Spring means warmer weather, whether you are in Flagstaff or Yuma, AZ. Turfgrass weeds that come up from seeds and then die later in the same season are called “annuals”. There are two categories of annual weeds in the desert: “summer” and “winter” annual weeds. Summer annual weeds germinate from seed in late winter or early spring, and then thrive through the summer months, which includes the production of more seeds to come up in future years! Winter weeds in the low desert emerge in the late summer through winter during the cooler season.
At sites where the same species of annual weeds come up year after year because of the accumulation of thousands or millions of seeds in the soil, they can be prevented from becoming established at all by using a preemergence herbicide, rather than to treat them after they come up with a postemergence weed control product.
Weed seed germination occurs below the soil surface and then the first visible leaf or shoot emerges through the soil. Preemergence herbicides stop the seedling root from growing after germination or prevent the emergence of the shoot that you “don’t see”.
For preemergence herbicides to be effective, the product has to be applied evenly across the surface of the turf and then immediately “irrigated in”. Most preemergence herbicides must be watered in very soon after application, so they can bind to the soil particles so that the roots and shoots of the germinating seedling can be exposed to the herbicide. The product label will specify that adequate rainfall or sprinkler irrigation should occur within a month or so to ensure the herbicide is "activated". Otherwise, exposure on the soil surface to sunlight will result in breakdown of the herbicide and reduced weed control efficacy.
There are several active ingredients that are often sold under a variety of branded product names. Commonly sold active ingredients of preemergence herbicides include the following: trifluralin, benefin, pendimethalin, oryzalin, prodiamine, dithiopyr, metolachlor, dimethenamid, and oxadiazon.
Summer annual grassy weeds include (at low desert locations) southwest cupgrass (Figure 1), liverseedgrass (Figure 2), stinkgrass, goosegrass (Figure 3) and sometimes crabgrass (Figure 4). At higher elevation locations crabgrass is a major summer annual grass weed. The above active ingredients are predominately active against grassy weeds.
Small-seeded broadleaved annual weeds such as spurge and purslane can be controlled by the same preemergence herbicides used against the grass weeds. Herbicide products containing the active ingredient, isoxaben can control additional broadleaved weeds with preemergence applications to the soil.

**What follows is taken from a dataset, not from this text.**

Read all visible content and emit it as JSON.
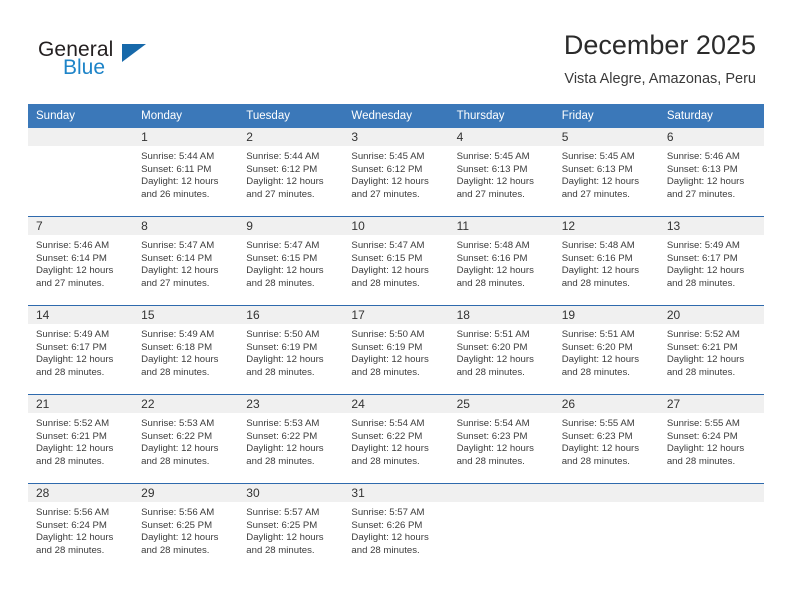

Preemergence weed control products should be applied when the soil temperature is 50-55 °F or so. Normally, preemergence herbicides should be applied by the end of February/early March in Tucson and Phoenix, and by early to mid-February in Yuma. Likewise, the similar temperatures occur in mid-May in Flagstaff. Soil temperatures can be found at the following web site http://cals.arizona.edu/AZMET.
Some preemergence herbicides are also formulated with the active ingredient attached to a granular fertilizer. This can offer some convenience since a fertilizer application can be made when applying suitable pre-emergence weed control agent. These types of products are often referred to as “weed and feed” products.
Active ingredients and product references included are provided for technical/educational purposes and examples only. No recommendations or exclusions are intended, or implied.